Indica também que a existência em mundos
materiais nada mais oferece do que um
enfrentamento de dores e tristezas e, no lado
de lá,
finalmente, encontraríamos tudo que nos agrada e
que nos foi impedido de desfrutar durante a
existência na matéria.
Ledo engano!
A vida no plano etéreo será sempre o reflexo do
que vivemos encarnados, desta forma, se nada
fizemos para melhorar a nossa condição moral e
ética, não aproveitamos bem as incontáveis
oportunidades de evolução oferecidas pela
magnanimidade do Criador, semeamos a discórdia,
aqui e ali, buscamos os prazeres e sensações, no
lugar das sadias emoções, ao nos transferirmos
para a vida verdadeira, colheremos o que
semeamos, não encontrando nada além do que por
aqui experimentamos.
Muitos, em função das condutas, nem poderão
encontrar os afeiçoados já desencarnados, desejo
comum de muitos familiares encarnados. Para
esses, transgressores confessos e contumazes dos
princípios divinos, caberia outro ditado: quando
se morre passa-se desta para pior!
2- Quem
quiser gostar de mim tem que ser assim
Este preceito é um dos que mais descortinam a
personalidade egoísta e a mente distorcida da
pessoa. Demonstra o desprezo pela opinião do
próximo, quando afirma que o indivíduo está
satisfeito com a sua intolerância, feliz por ser
talvez rabugento, tranquilo com as suas ideias
retrógradas, em absoluta paz com os seus
preconceitos...
O indivíduo se basta e os outros, se desejarem,
que façam ou vivam como ele, pois é o dono
absoluto da verdade. Não precisa de ninguém.

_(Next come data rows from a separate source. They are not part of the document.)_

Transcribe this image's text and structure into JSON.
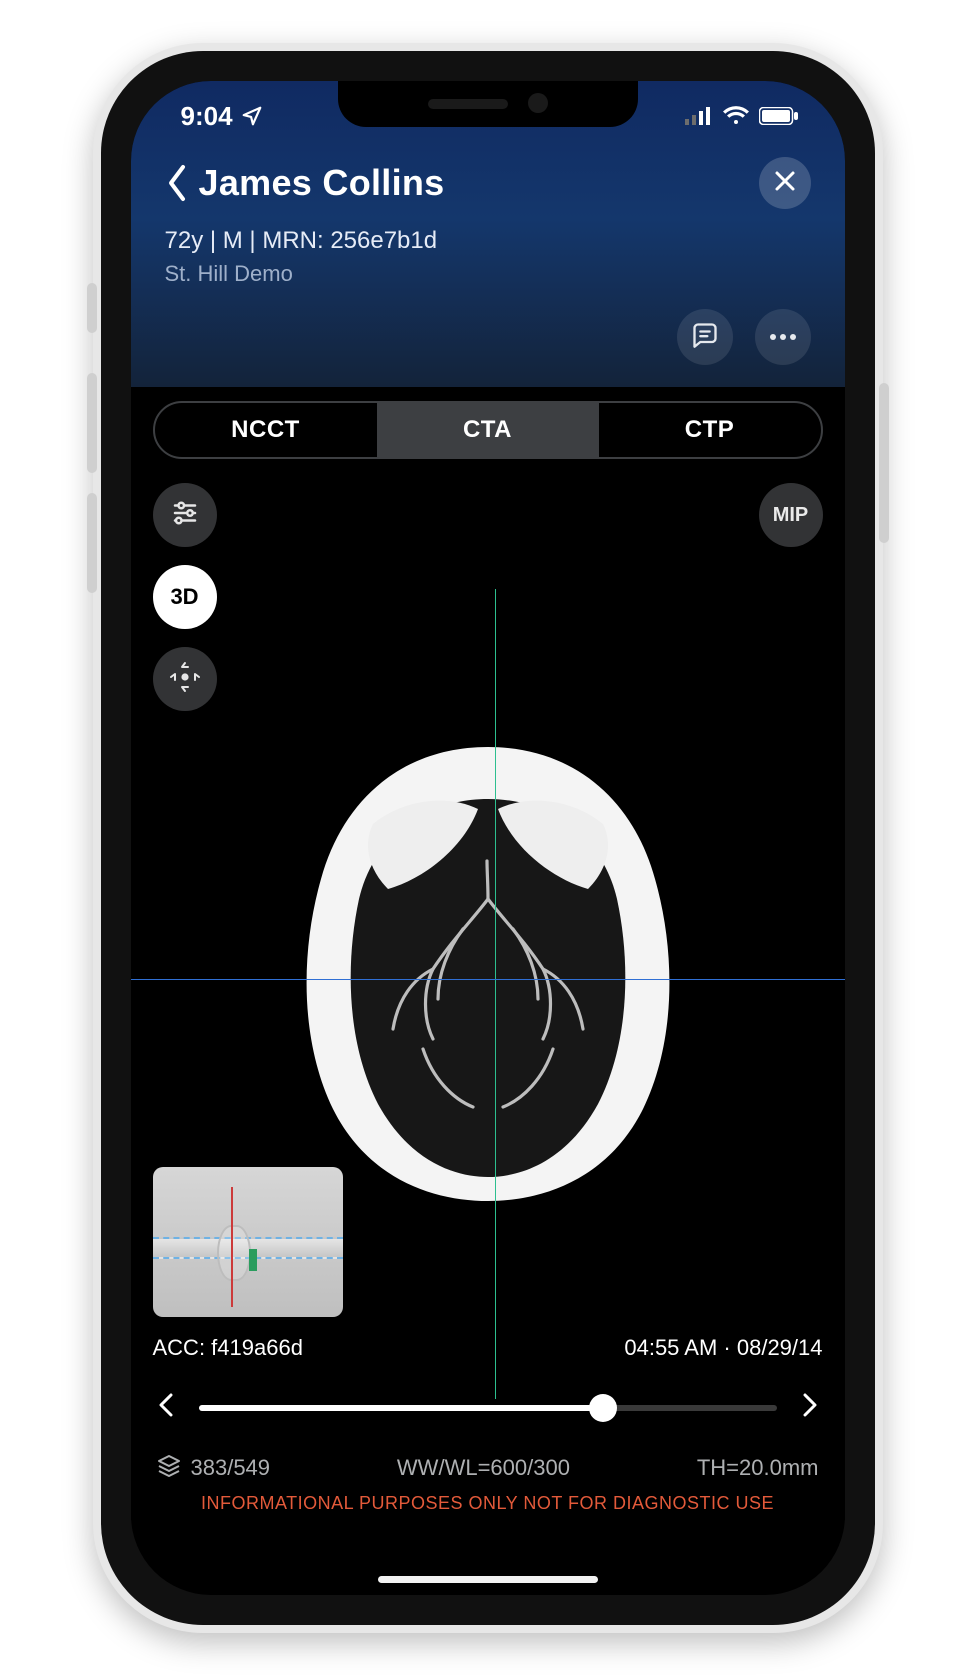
{
  "status": {
    "time": "9:04"
  },
  "header": {
    "patient_name": "James Collins",
    "subline": "72y  |  M  |  MRN: 256e7b1d",
    "facility": "St. Hill Demo"
  },
  "tabs": {
    "t1": "NCCT",
    "t2": "CTA",
    "t3": "CTP",
    "active": "CTA"
  },
  "tools": {
    "threeD": "3D",
    "mip": "MIP"
  },
  "meta": {
    "acc_label": "ACC: f419a66d",
    "datetime": "04:55 AM · 08/29/14"
  },
  "footer": {
    "slices": "383/549",
    "wwwl": "WW/WL=600/300",
    "thickness": "TH=20.0mm",
    "disclaimer": "INFORMATIONAL PURPOSES ONLY NOT FOR DIAGNOSTIC USE"
  }
}
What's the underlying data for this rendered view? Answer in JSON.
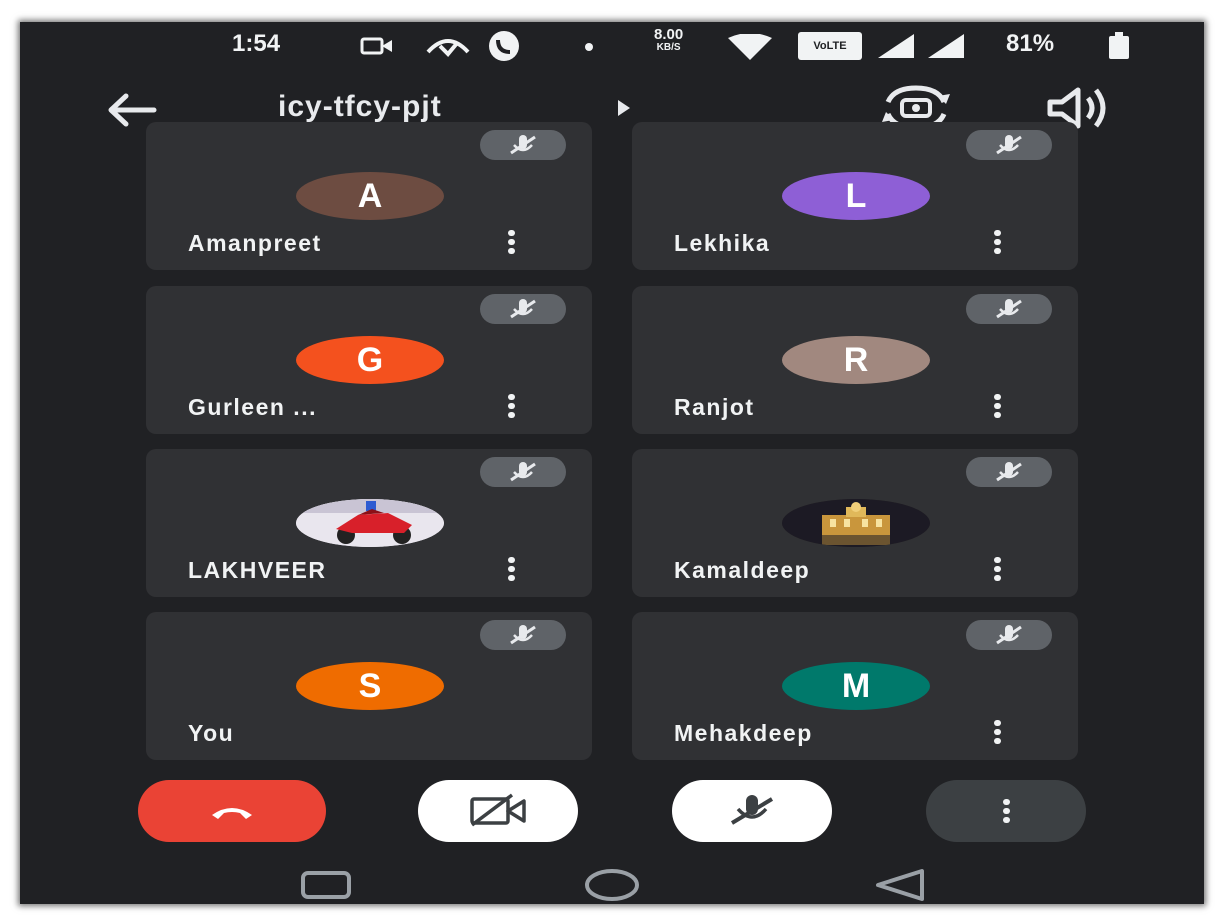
{
  "status_bar": {
    "time": "1:54",
    "speed_value": "8.00",
    "speed_unit": "KB/S",
    "volte_label": "VoLTE",
    "battery": "81%"
  },
  "top_bar": {
    "meeting_code": "icy-tfcy-pjt",
    "icons": [
      "back-arrow-icon",
      "caret-right-icon",
      "switch-camera-icon",
      "speaker-icon"
    ]
  },
  "participants": [
    {
      "name": "Amanpreet",
      "initial": "A",
      "avatar_color": "#6d4c41",
      "muted": true
    },
    {
      "name": "Lekhika",
      "initial": "L",
      "avatar_color": "#8e5fd6",
      "muted": true
    },
    {
      "name": "Gurleen ...",
      "initial": "G",
      "avatar_color": "#f4511e",
      "muted": true
    },
    {
      "name": "Ranjot",
      "initial": "R",
      "avatar_color": "#a1887f",
      "muted": true
    },
    {
      "name": "LAKHVEER",
      "initial": "",
      "avatar_color": "#e8e8ee",
      "photo": "red-motorbike-photo",
      "muted": true
    },
    {
      "name": "Kamaldeep",
      "initial": "",
      "avatar_color": "#2a2620",
      "photo": "golden-temple-night-photo",
      "muted": true
    },
    {
      "name": "You",
      "initial": "S",
      "avatar_color": "#ef6c00",
      "muted": true
    },
    {
      "name": "Mehakdeep",
      "initial": "M",
      "avatar_color": "#00796b",
      "muted": true
    }
  ],
  "controls": {
    "end_call_color": "#ea4335",
    "camera_state": "off",
    "mic_state": "muted",
    "icons": [
      "end-call-icon",
      "camera-off-icon",
      "mic-off-icon",
      "more-options-icon"
    ]
  },
  "nav_bar": {
    "icons": [
      "recent-apps-icon",
      "home-icon",
      "back-triangle-icon"
    ]
  }
}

Orgulho e vaidade, aversão às ideias e propostas
alheias, parece ser a tônica dos que usam este
ditado para justificar que estão bem, consigo
mesmos, e nada precisam dos outros e do mundo.
3- O
futuro a Deus pertence
Este é outro ditado usado com frequência,
transferindo, incondicionalmente, a Deus, toda a
responsabilidade sobre o que nos ocorre, de bom
ou de ruim.
Para os adeptos deste esdrúxulo princípio, tudo
está escrito e nada mais resta a fazer a não ser
assistir o desfecho final de nossas vidas, da
forma como Deus, com antecedência, assim
planejou.
Se assim for, poderíamos perguntar por qual
razão existimos, se tudo já está definido? Qual
seria a expectativa de Deus em relação à nossa
criação!?
Todos os esforços realizados para construir uma
melhor condição de vida seriam infrutíferos,
pois os resultados já estariam deliberados e
mais, todas as vezes em que nos empenhássemos em
uma empreitada para melhorar aspectos de nossa
atual existência e colhêssemos um insucesso na
tentativa, então só poderíamos concluir que
Deus arquitetou este
revés.
4- A
voz do povo é a voz de Deus
Talvez o mais eloquente exemplo de que a voz do
povo nem sempre é a voz de Deus, ocorreu há dois
milênios quando por decisão do povo, Barrabás
foi libertado da prisão e da pena de
crucificação e, em seu lugar, foi colocado
Jesus.
A voz da população, eventualmente, pode estar
correta. Estando alinhada com as diretrizes do fazer
ao próximo o que gostaríamos que nos fosse feito,
já é um bom sinal, contudo, como muitas vezes a
voz do povo desconsidera totalmente este ensino,
se equivoca com frequência.
5- Estou
melhor do que mereço
Quando alguém pergunta se o amigo está bem, é
comum o uso desta intrigante máxima como
resposta, afirmando o interlocutor, de pronto, estar
melhor do que merece.
Ora, se a pessoa não merece as bênções ou
dádivas que supõe estar recebendo, por qual
razão as receberia? Seria Deus injusto com os
outros que não estão tão bem quanto poderiam
supor merecer? Teria a Divindade privilegiado
alguns? Como posso afirmar que estou recebendo
mais do que realmente valho!?
São questões como essas que, de forma clara,
apontam para a impropriedade deste pensamento,
pois ele não se coaduna com a justiça divina.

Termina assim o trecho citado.